Так я и думала: сплошной электорат Зюганова. Вот и Антон Сидорович, неплохой, в сущности, дядька, видать, туда же – настигнув нас уже на выходе, преграждает дорогу:
– Что ни говорите, раньше жизнь получше была!
– Когда это? – угрюмо ворчу я.
– Ну как же, при Брежневе, Косыгине… Да ты молодая, поди, не помнишь!
– Брежнева и Косыгина помню прекрасно. Хорошей жизни не припоминаю.
– Не скажи, все-таки цены не в пример были, та же колбаса…
– Где колбаса? За ней же отсюда в Москву ездили! Еще загадка тогда была: «Длинное, зеленое, пахнет колбасой – это что такое? – Электричка Москва-Калуга».
– Ну и что? Зато съездишь, бывало, в Москву, так уж за сотню всего укупишь, а теперь сотня не деньги.
– А вы хотите, чтобы зарплата нынешняя, а цены тогдашние?
Ну вот, ввязалась-таки в бессмысленную перепалку. Игорь помалкивает, но не потому, что философ, а потому, что зуб у него болит.
– И потом, вам еще можно было добраться до Москвы, а кто дальше живет, тем каково? У меня подруга, например, в Йошкар-Оле, так она…
Зря, не стоит про это! В Йошкар-Оле сейчас по-другому, но тоже скверно, а главное, ему в глубине души плевать: пусть окраины хоть с голоду повымрут, лишь бы здесь подешевело. Но признаться в этом все же совестно, и Антон Сидорович дипломатично переводит разговор на другое:
– Ты-то чего споришь? Вы, что ль, с мужиком богато живете? Добро бы ты обогатела, тогда конечно… А ведь тебя приодеть если, – он оглядывает мою особу стремительно яснеющим взором исследователя, рождающего открытие, – красивая ж баба будешь! Как.., – мгновение он колеблется, не слишком ли осчастливит меня, но, великодушный, решает не скупиться, – как Людмила Зыкина!
Пошатнувшись под тяжестью столь увесистого комплимента, я с трепетом представляю мощную фигуру звезды народной и советской песни, всю в сверкающих позументах. Похоже, я в нокдауне. Антон же Сидорович вдруг прибавляет словно бы вскользь:
– Сам-то я за Ельцина голосовал. Хоть как-то все наладилось, и опять перемены – это ж сколько можно над народом измываться?
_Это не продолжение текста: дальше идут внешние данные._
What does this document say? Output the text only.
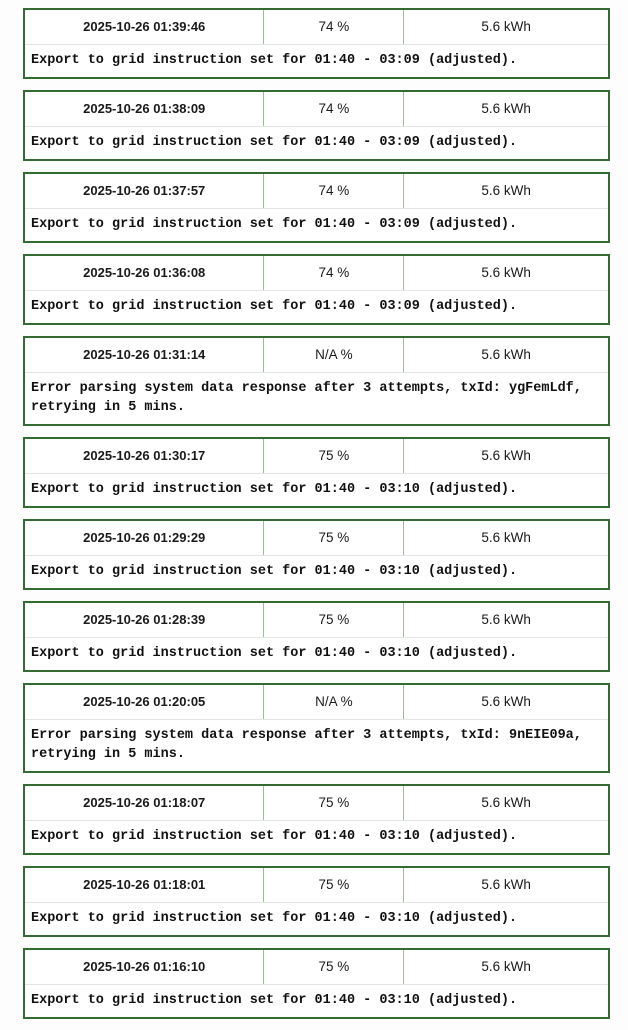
2025-10-26 01:39:46	74 %	5.6 kWh
Export to grid instruction set for 01:40 - 03:09 (adjusted).
2025-10-26 01:38:09	74 %	5.6 kWh
Export to grid instruction set for 01:40 - 03:09 (adjusted).
2025-10-26 01:37:57	74 %	5.6 kWh
Export to grid instruction set for 01:40 - 03:09 (adjusted).
2025-10-26 01:36:08	74 %	5.6 kWh
Export to grid instruction set for 01:40 - 03:09 (adjusted).
2025-10-26 01:31:14	N/A %	5.6 kWh
Error parsing system data response after 3 attempts, txId: ygFemLdf, retrying in 5 mins.
2025-10-26 01:30:17	75 %	5.6 kWh
Export to grid instruction set for 01:40 - 03:10 (adjusted).
2025-10-26 01:29:29	75 %	5.6 kWh
Export to grid instruction set for 01:40 - 03:10 (adjusted).
2025-10-26 01:28:39	75 %	5.6 kWh
Export to grid instruction set for 01:40 - 03:10 (adjusted).
2025-10-26 01:20:05	N/A %	5.6 kWh
Error parsing system data response after 3 attempts, txId: 9nEIE09a, retrying in 5 mins.
2025-10-26 01:18:07	75 %	5.6 kWh
Export to grid instruction set for 01:40 - 03:10 (adjusted).
2025-10-26 01:18:01	75 %	5.6 kWh
Export to grid instruction set for 01:40 - 03:10 (adjusted).
2025-10-26 01:16:10	75 %	5.6 kWh
Export to grid instruction set for 01:40 - 03:10 (adjusted).
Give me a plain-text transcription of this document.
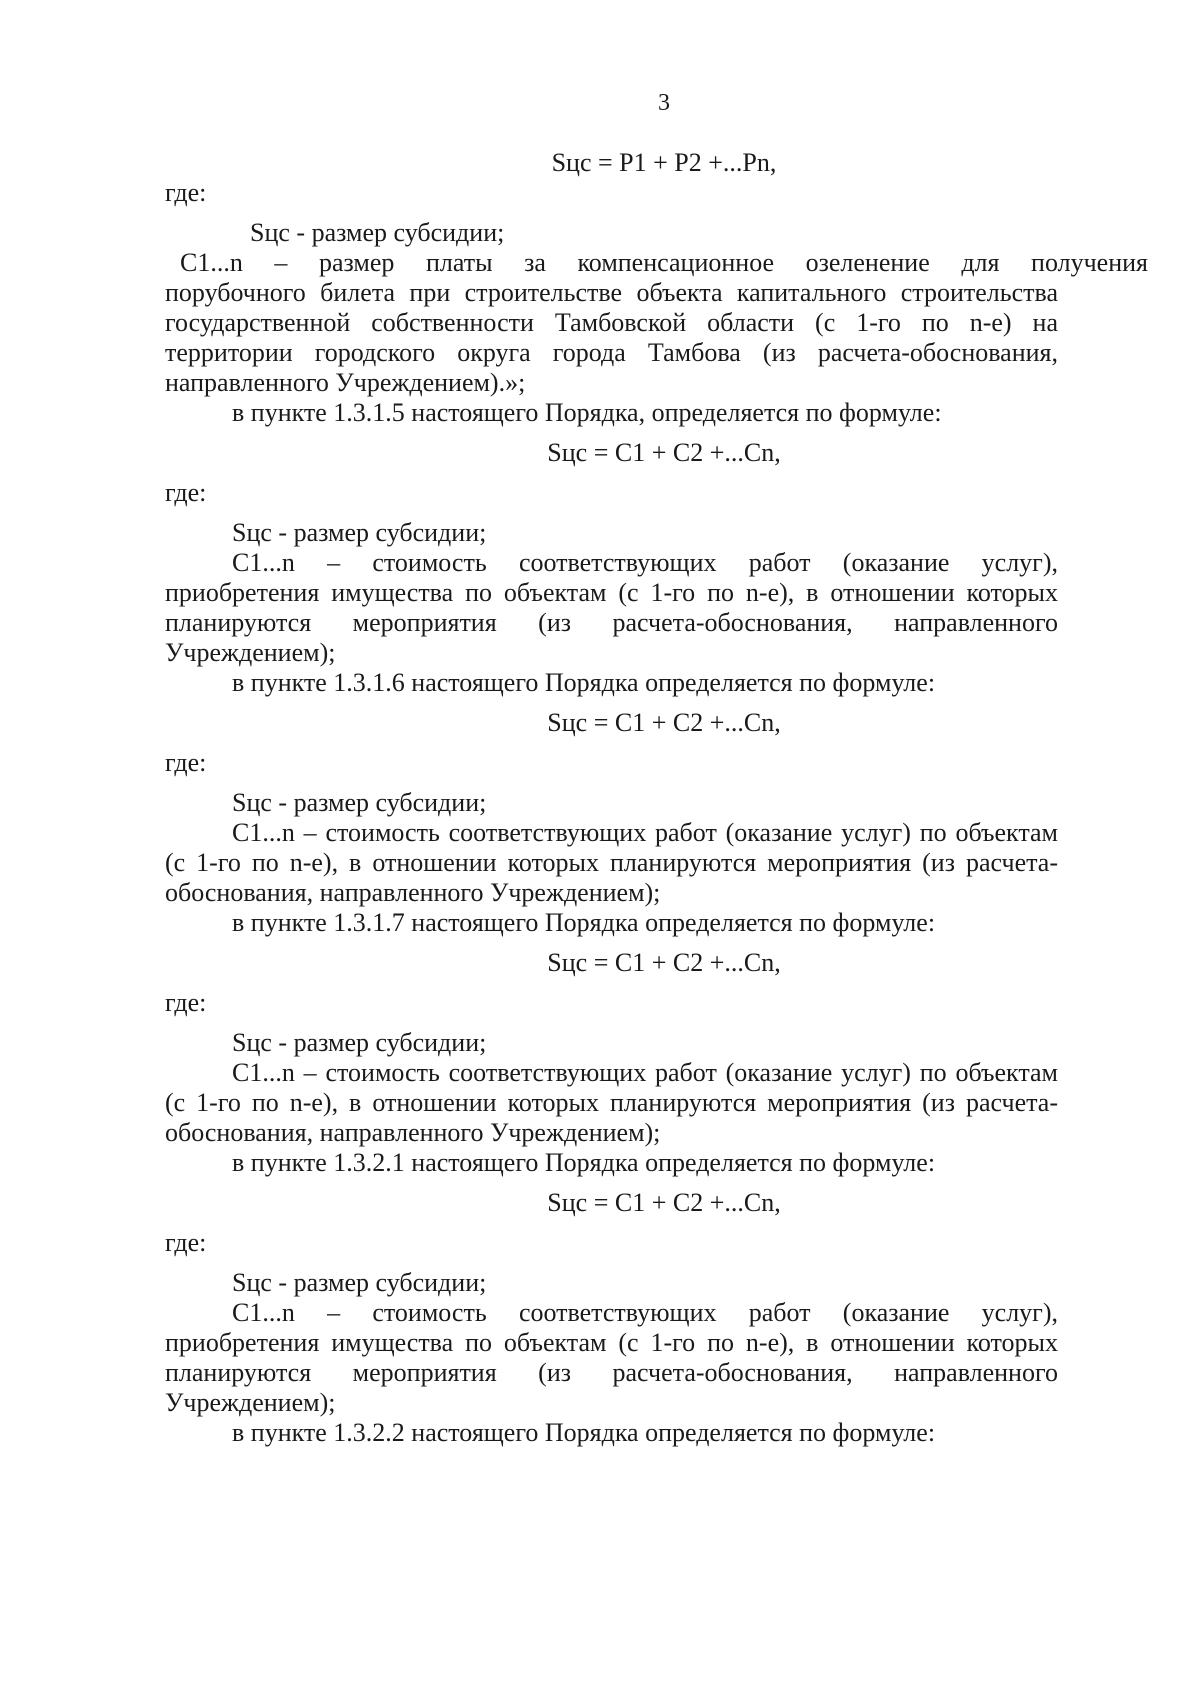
3
Sцс = P1 + P2 +...Pn,
где:
Sцс - размер субсидии;
C1...n – размер платы за компенсационное озеленение для получения
порубочного билета при строительстве объекта капитального строительства
государственной собственности Тамбовской области (с 1-го по n-е) на
территории городского округа города Тамбова (из расчета-обоснования,
направленного Учреждением).»;
в пункте 1.3.1.5 настоящего Порядка, определяется по формуле:
Sцс = C1 + C2 +...Cn,
где:
Sцс - размер субсидии;
C1...n – стоимость соответствующих работ (оказание услуг),
приобретения имущества по объектам (с 1-го по n-е), в отношении которых
планируются мероприятия (из расчета-обоснования, направленного
Учреждением);
в пункте 1.3.1.6 настоящего Порядка определяется по формуле:
Sцс = C1 + C2 +...Cn,
где:
Sцс - размер субсидии;
C1...n – стоимость соответствующих работ (оказание услуг) по объектам
(с 1-го по n-е), в отношении которых планируются мероприятия (из расчета-
обоснования, направленного Учреждением);
в пункте 1.3.1.7 настоящего Порядка определяется по формуле:
Sцс = C1 + C2 +...Cn,
где:
Sцс - размер субсидии;
C1...n – стоимость соответствующих работ (оказание услуг) по объектам
(с 1-го по n-е), в отношении которых планируются мероприятия (из расчета-
обоснования, направленного Учреждением);
в пункте 1.3.2.1 настоящего Порядка определяется по формуле:
Sцс = C1 + C2 +...Cn,
где:
Sцс - размер субсидии;
C1...n – стоимость соответствующих работ (оказание услуг),
приобретения имущества по объектам (с 1-го по n-е), в отношении которых
планируются мероприятия (из расчета-обоснования, направленного
Учреждением);
в пункте 1.3.2.2 настоящего Порядка определяется по формуле:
Через пару дней, когда было уже известно, что большинство в районе проголосовало за коммунистов, меня по дороге из сельсовета (по странному капризу природы, хлеб теперь продается не в магазине, а в одной из комнат двухэтажного сельсоветовского здания) окликнула одна из местных старушек:
– Девк, поди, что скажу!
«Девками» здесь именуют всех лиц женского пола, кроме тех, кого зовут «бабками», и я все еще состою в первой категории. Зато моя собеседница – давно и непоправимо «бабка». И уж окончательно сдала с прошлого года, когда утонула ее юная внучка. Вроде бы несчастный случай, но были там подозрительные обстоятельства. Она меня тогда вот так же перехватила на улице и долго, плача, втолковывала: Ксюшу убили! С тех пор она ко мне благоволит – за бесполезное терпение, с каким выслушала. В милиции вникнуть не пожелали.
– Да, Матрена Тихоновна?
– Это что ж теперь, неужто снова большевики придут?
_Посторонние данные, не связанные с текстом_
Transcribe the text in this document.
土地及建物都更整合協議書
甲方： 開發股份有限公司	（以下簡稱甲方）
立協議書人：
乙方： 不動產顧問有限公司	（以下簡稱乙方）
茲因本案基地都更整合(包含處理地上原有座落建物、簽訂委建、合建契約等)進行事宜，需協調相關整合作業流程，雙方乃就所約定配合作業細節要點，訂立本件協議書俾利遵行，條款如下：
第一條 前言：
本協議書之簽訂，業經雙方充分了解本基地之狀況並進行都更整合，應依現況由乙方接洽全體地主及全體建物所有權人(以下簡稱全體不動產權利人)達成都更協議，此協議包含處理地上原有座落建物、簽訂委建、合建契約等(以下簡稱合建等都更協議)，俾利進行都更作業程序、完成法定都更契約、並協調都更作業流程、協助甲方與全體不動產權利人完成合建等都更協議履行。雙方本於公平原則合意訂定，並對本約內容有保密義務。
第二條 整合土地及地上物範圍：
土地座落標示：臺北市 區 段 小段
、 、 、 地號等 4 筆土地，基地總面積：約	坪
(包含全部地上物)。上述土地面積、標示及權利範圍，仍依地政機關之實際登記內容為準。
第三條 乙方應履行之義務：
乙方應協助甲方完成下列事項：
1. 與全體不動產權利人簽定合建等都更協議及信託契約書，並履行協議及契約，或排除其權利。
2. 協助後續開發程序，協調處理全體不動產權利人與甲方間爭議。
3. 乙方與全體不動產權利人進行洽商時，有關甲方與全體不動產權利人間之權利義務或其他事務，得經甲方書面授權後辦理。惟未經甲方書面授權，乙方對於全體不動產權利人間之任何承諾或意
Я пожимаю плечами: посмотрим, дескать. И вдруг ее прорывает. Дряхлая женщина со слоновьими ногами и слезящимися глазами, с каждым словом закипая все сильнее, начинает рассказывать. Про то, какой был – вон там, над речкой! – чудный монастырь, большой, богатый, и за лесом монахи ухаживали, расчищали – разве такой лес-то был, как нынче, заваленный весь? И как всех здешних мужиков, кто монастырь защитить хотел, отвели к околице и расстреляли. «Думаешь, отчего ту поляну у последнего дома Могилками называют? Там и закопали, вот почему!»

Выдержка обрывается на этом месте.